Indian government holds back on ‘fake news’ crackdown
The Indian government has withdrawn the announcement of new rules which would strip journalists who disseminate “fake news” of their accreditation, after critics called the proposed law an attack on press freedom.
“The prime minister has directed that the press statement regarding fake news be withdrawn and the matter be addressed in the Press Council of India,” a senior official in Narendra Modi's government told Reuters. No reason was given, and it remains unclear whether the proposal will be scrapped or amended and possibly given the go-ahead after consultations in the Press Council.
The backtrack comes just one day after the Information and Broadcasting Ministry announced that India would be penalizing journalists for publishing “fake news.” Critics immediately called the proposal an attack on the freedom of speech.
The ministry said on Monday that journalists who were found guilty of writing or broadcasting untruthful news reports would have their government accreditation withdrawn, citing a growth in complaints about “fake news.” Such accreditation is mandatory for journalists in order to visit ministries or attend press conferences and seminars organized by government departments.
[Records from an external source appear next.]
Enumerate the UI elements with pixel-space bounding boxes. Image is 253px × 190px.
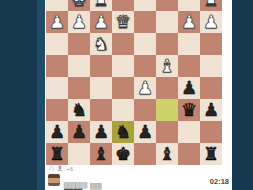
white-pawn-d5[interactable]: ♟ xyxy=(137,77,153,99)
white-pawn-h2[interactable]: ♟ xyxy=(49,11,65,33)
square-e7[interactable]: ♞ xyxy=(112,121,134,143)
square-d4[interactable] xyxy=(134,55,156,77)
captured-white-bishop-icon: ♗ xyxy=(56,164,63,173)
black-knight-g6[interactable]: ♞ xyxy=(71,99,87,121)
square-f4[interactable] xyxy=(90,55,112,77)
square-b1[interactable] xyxy=(178,0,200,11)
square-g1[interactable]: ♚ xyxy=(68,0,90,11)
square-g2[interactable]: ♟ xyxy=(68,11,90,33)
square-c6[interactable] xyxy=(156,99,178,121)
square-h2[interactable]: ♟ xyxy=(46,11,68,33)
square-d7[interactable]: ♟ xyxy=(134,121,156,143)
square-b6[interactable]: ♛ xyxy=(178,99,200,121)
square-g4[interactable] xyxy=(68,55,90,77)
square-b8[interactable] xyxy=(178,143,200,165)
square-h3[interactable] xyxy=(46,33,68,55)
square-b4[interactable] xyxy=(178,55,200,77)
square-c7[interactable] xyxy=(156,121,178,143)
square-c2[interactable] xyxy=(156,11,178,33)
black-rook-a8[interactable]: ♜ xyxy=(203,143,219,165)
square-h8[interactable]: ♜ xyxy=(46,143,68,165)
square-a7[interactable] xyxy=(200,121,222,143)
square-b2[interactable]: ♟ xyxy=(178,11,200,33)
black-pawn-a6[interactable]: ♟ xyxy=(203,99,219,121)
white-king-g1[interactable]: ♚ xyxy=(71,0,87,11)
square-d3[interactable] xyxy=(134,33,156,55)
square-a2[interactable]: ♟ xyxy=(200,11,222,33)
square-f5[interactable] xyxy=(90,77,112,99)
square-a4[interactable] xyxy=(200,55,222,77)
black-pawn-h7[interactable]: ♟ xyxy=(49,121,65,143)
square-g7[interactable]: ♟ xyxy=(68,121,90,143)
square-h5[interactable] xyxy=(46,77,68,99)
black-pawn-g7[interactable]: ♟ xyxy=(71,121,87,143)
page-edge-strip xyxy=(37,0,45,190)
square-f7[interactable]: ♟ xyxy=(90,121,112,143)
player-bar-bottom: ████ ███ ██████ xyxy=(48,174,230,189)
square-a8[interactable]: ♜ xyxy=(200,143,222,165)
square-h4[interactable] xyxy=(46,55,68,77)
square-e1[interactable] xyxy=(112,0,134,11)
square-f2[interactable]: ♟ xyxy=(90,11,112,33)
square-d5[interactable]: ♟ xyxy=(134,77,156,99)
player-rating: ███ xyxy=(90,183,102,189)
material-advantage: +6 xyxy=(66,166,73,172)
black-bishop-f8[interactable]: ♝ xyxy=(93,143,109,165)
square-b5[interactable]: ♟ xyxy=(178,77,200,99)
white-pawn-g2[interactable]: ♟ xyxy=(71,11,87,33)
square-f8[interactable]: ♝ xyxy=(90,143,112,165)
captured-white-knight-icon: ♘ xyxy=(48,164,55,173)
black-pawn-d7[interactable]: ♟ xyxy=(137,121,153,143)
square-d1[interactable] xyxy=(134,0,156,11)
white-pawn-a2[interactable]: ♟ xyxy=(203,11,219,33)
square-d8[interactable] xyxy=(134,143,156,165)
square-b7[interactable] xyxy=(178,121,200,143)
square-d6[interactable] xyxy=(134,99,156,121)
square-c1[interactable] xyxy=(156,0,178,11)
square-g8[interactable] xyxy=(68,143,90,165)
square-c4[interactable]: ♝ xyxy=(156,55,178,77)
square-e2[interactable]: ♛ xyxy=(112,11,134,33)
square-d2[interactable] xyxy=(134,11,156,33)
player-clock: 02:18 xyxy=(210,177,229,186)
player-subtitle: ██████ xyxy=(64,182,87,188)
avatar[interactable] xyxy=(48,174,60,186)
square-a5[interactable] xyxy=(200,77,222,99)
captured-material: ♘ ♗ +6 xyxy=(48,164,73,173)
square-h1[interactable] xyxy=(46,0,68,11)
square-g6[interactable]: ♞ xyxy=(68,99,90,121)
square-e4[interactable] xyxy=(112,55,134,77)
black-rook-h8[interactable]: ♜ xyxy=(49,143,65,165)
black-king-e8[interactable]: ♚ xyxy=(115,143,131,165)
black-pawn-b5[interactable]: ♟ xyxy=(181,77,197,99)
square-c8[interactable]: ♝ xyxy=(156,143,178,165)
black-pawn-f7[interactable]: ♟ xyxy=(93,121,109,143)
black-bishop-c8[interactable]: ♝ xyxy=(159,143,175,165)
chess-board[interactable]: ♚♜♜♟♟♟♛♟♟♞♝♟♟♞♛♟♟♟♟♞♟♜♝♚♝♜ xyxy=(46,0,222,165)
white-rook-a1[interactable]: ♜ xyxy=(203,0,219,11)
square-f6[interactable] xyxy=(90,99,112,121)
white-bishop-c4[interactable]: ♝ xyxy=(159,55,175,77)
square-f3[interactable]: ♞ xyxy=(90,33,112,55)
square-e8[interactable]: ♚ xyxy=(112,143,134,165)
square-e6[interactable] xyxy=(112,99,134,121)
white-pawn-b2[interactable]: ♟ xyxy=(181,11,197,33)
square-h6[interactable] xyxy=(46,99,68,121)
square-a3[interactable] xyxy=(200,33,222,55)
square-b3[interactable] xyxy=(178,33,200,55)
white-rook-f1[interactable]: ♜ xyxy=(93,0,109,11)
square-c3[interactable] xyxy=(156,33,178,55)
lichess-page: ♚♜♜♟♟♟♛♟♟♞♝♟♟♞♛♟♟♟♟♞♟♜♝♚♝♜ ♘ ♗ +6 ████ █… xyxy=(0,0,253,190)
black-queen-b6[interactable]: ♛ xyxy=(181,99,197,121)
black-knight-e7[interactable]: ♞ xyxy=(115,121,131,143)
square-e3[interactable] xyxy=(112,33,134,55)
white-knight-f3[interactable]: ♞ xyxy=(93,33,109,55)
square-e5[interactable] xyxy=(112,77,134,99)
square-f1[interactable]: ♜ xyxy=(90,0,112,11)
square-a1[interactable]: ♜ xyxy=(200,0,222,11)
square-a6[interactable]: ♟ xyxy=(200,99,222,121)
square-h7[interactable]: ♟ xyxy=(46,121,68,143)
white-pawn-f2[interactable]: ♟ xyxy=(93,11,109,33)
square-g3[interactable] xyxy=(68,33,90,55)
square-g5[interactable] xyxy=(68,77,90,99)
white-queen-e2[interactable]: ♛ xyxy=(115,11,131,33)
square-c5[interactable] xyxy=(156,77,178,99)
It said that accreditation could be withdrawn temporarily or permanently, depending on the violation. The ministry said that complaints about fake news in print would be referred to the Press Council of India, with suspected television violations going to the National Broadcasters Association. The ministry’s statement did not address digital media. However, India's information and broadcasting minister, Smriti Irani, previously said the government would try to develop a framework for that form of journalism as well.
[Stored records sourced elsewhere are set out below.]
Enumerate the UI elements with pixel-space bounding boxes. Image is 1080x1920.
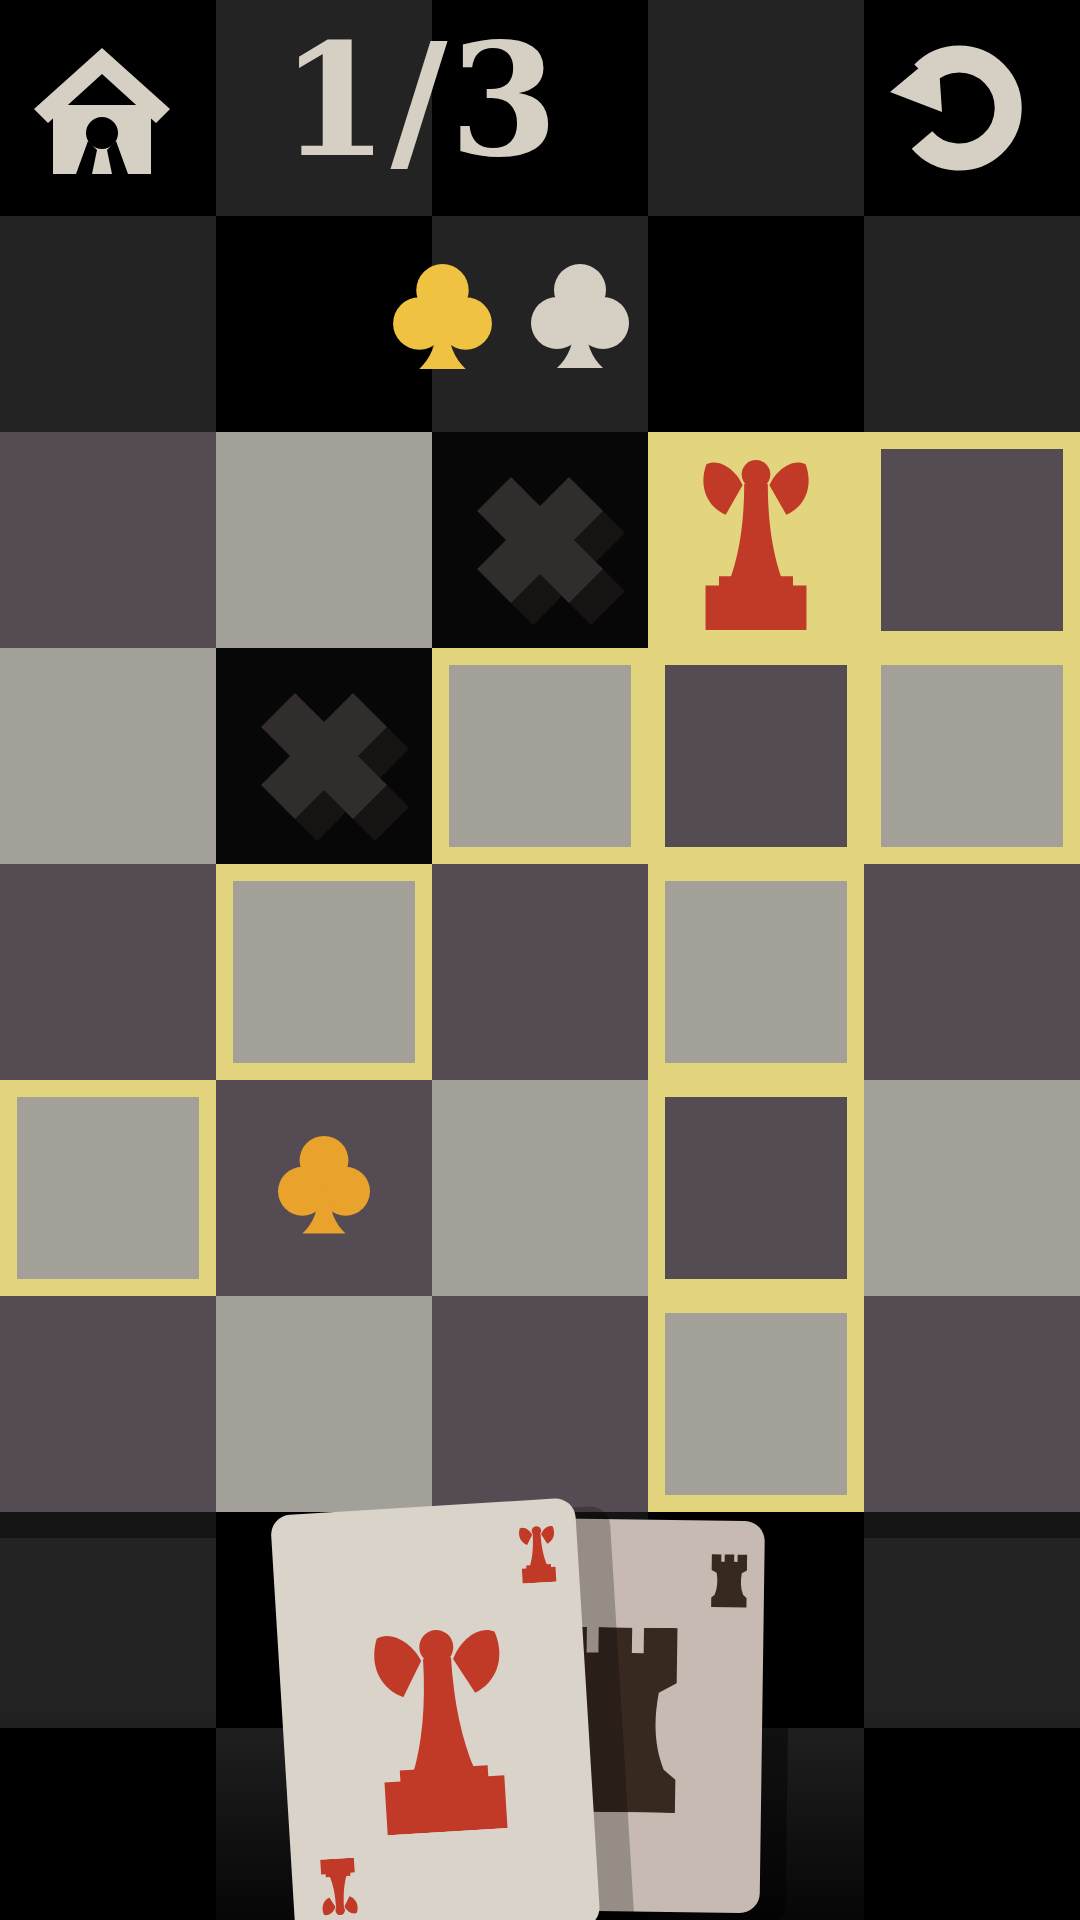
board-cell-r1-c4[interactable] [864,648,1080,864]
game-screen: 1/3 [0,0,1080,1920]
queen-pip-bottom-icon [318,1857,360,1919]
board-cell-r4-c0[interactable] [0,1296,216,1512]
bg-square [864,1512,1080,1728]
move-target-square [233,881,415,1063]
board-cell-r3-c1[interactable] [216,1080,432,1296]
board-cell-r0-c2[interactable] [432,432,648,648]
bg-square [648,216,864,432]
undo-button[interactable] [888,28,1028,180]
blocked-x-mark [216,648,432,864]
board-cell-r1-c1[interactable] [216,648,432,864]
move-target-square [881,665,1063,847]
bg-square [864,1728,1080,1920]
club-pending-icon [530,262,630,376]
club-token [277,1134,371,1241]
board-cell-r2-c2[interactable] [432,864,648,1080]
puzzle-board[interactable] [0,432,1080,1512]
red-queen-piece[interactable] [700,450,812,630]
board-cell-r3-c3[interactable] [648,1080,864,1296]
bg-square [0,1512,216,1728]
board-cell-r0-c4[interactable] [864,432,1080,648]
board-cell-r4-c1[interactable] [216,1296,432,1512]
bg-square [648,0,864,216]
queen-pip-icon [517,1522,559,1584]
board-cell-r1-c0[interactable] [0,648,216,864]
home-button[interactable] [34,48,170,174]
board-cell-r2-c0[interactable] [0,864,216,1080]
club-collected-icon [392,262,493,377]
bg-square [864,216,1080,432]
move-target-square [881,449,1063,631]
rook-pip-icon [708,1553,751,1610]
level-counter: 1/3 [280,18,542,183]
queen-icon [368,1614,515,1836]
board-cell-r2-c4[interactable] [864,864,1080,1080]
move-target-square [665,1313,847,1495]
board-cell-r1-c3[interactable] [648,648,864,864]
undo-arrow-icon [888,28,1028,180]
bg-square [0,216,216,432]
board-cell-r4-c4[interactable] [864,1296,1080,1512]
move-target-square [665,881,847,1063]
board-cell-r0-c0[interactable] [0,432,216,648]
move-target-square [17,1097,199,1279]
board-cell-r3-c2[interactable] [432,1080,648,1296]
move-target-square [665,1097,847,1279]
board-cell-r0-c1[interactable] [216,432,432,648]
board-cell-r4-c3[interactable] [648,1296,864,1512]
move-target-square [665,665,847,847]
board-cell-r2-c3[interactable] [648,864,864,1080]
board-cell-r1-c2[interactable] [432,648,648,864]
board-cell-r4-c2[interactable] [432,1296,648,1512]
board-cell-r3-c0[interactable] [0,1080,216,1296]
home-icon [34,48,170,174]
move-target-square [449,665,631,847]
card-queen[interactable] [270,1497,601,1920]
board-cell-r2-c1[interactable] [216,864,432,1080]
bg-square [0,1728,216,1920]
board-cell-r3-c4[interactable] [864,1080,1080,1296]
board-cell-r0-c3[interactable] [648,432,864,648]
blocked-x-mark [432,432,648,648]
Journalists and opposition parties criticized the move as an effort by Prime Minister Modi’s government to control the press ahead of a general election, due to take place by next year.
Opposition Congress party leader Ahmed Patel took to Twitter to question the move. “What is [the] guarantee that these guidelines will check fake news or is it an attempt to prevent genuine reporters from reporting news uncomfortable to the establishment?” he asked.
I appreciate the attempt to control fake news but few questions for my understanding:1.What is guarantee that these rules will not be misused to harass honest reporters?2.Who is going to decide what constitutes fake news ? 1/2— Ahmed Patel (@ahmedpatel) April 2, 2018
The president of the Press Club of India, Gautam Lahiri, called the proposed rules an “attack on the freedom of the press” and a “draconian order” that could be “misused against genuine journalists,” Reuters reported.
Although India is widely known as the world’s largest democracy, the most recent World Press Freedom Index, issued by Reporters Without Borders, ranked the country 136 out of 180, three spots lower than the previous year.
In a sign of disdain for mainstream media, Narendra Modi, who is an active Twitter user and makes a monthly address to the country, has been asking his compatriots to follow the latest news and updates through his mobile app. The controversy also comes as cabinet ministers have been pushing the website www.thetruepicture.in, which says its mission is to “bust” fake news reports. It said it has found that "sections of the media have a tendency" to cast the government in a “bad light.”
India’s press crackdown announcement came shortly after Malaysia made distributing fake news illegal, approving a law that imposes a US$123,000 fine and six years in jail for anyone found guilty. Critics have lashed out at that law, accusing the government of aiming to use it to stifle government opposition ahead of the August general election.
The term “fake news” has become a favorite of politicians around the world, including US President Donald Trump, who on numerous occasions has accused American mainstream media outlets, including CNN and The New York Times, of transmitting false information.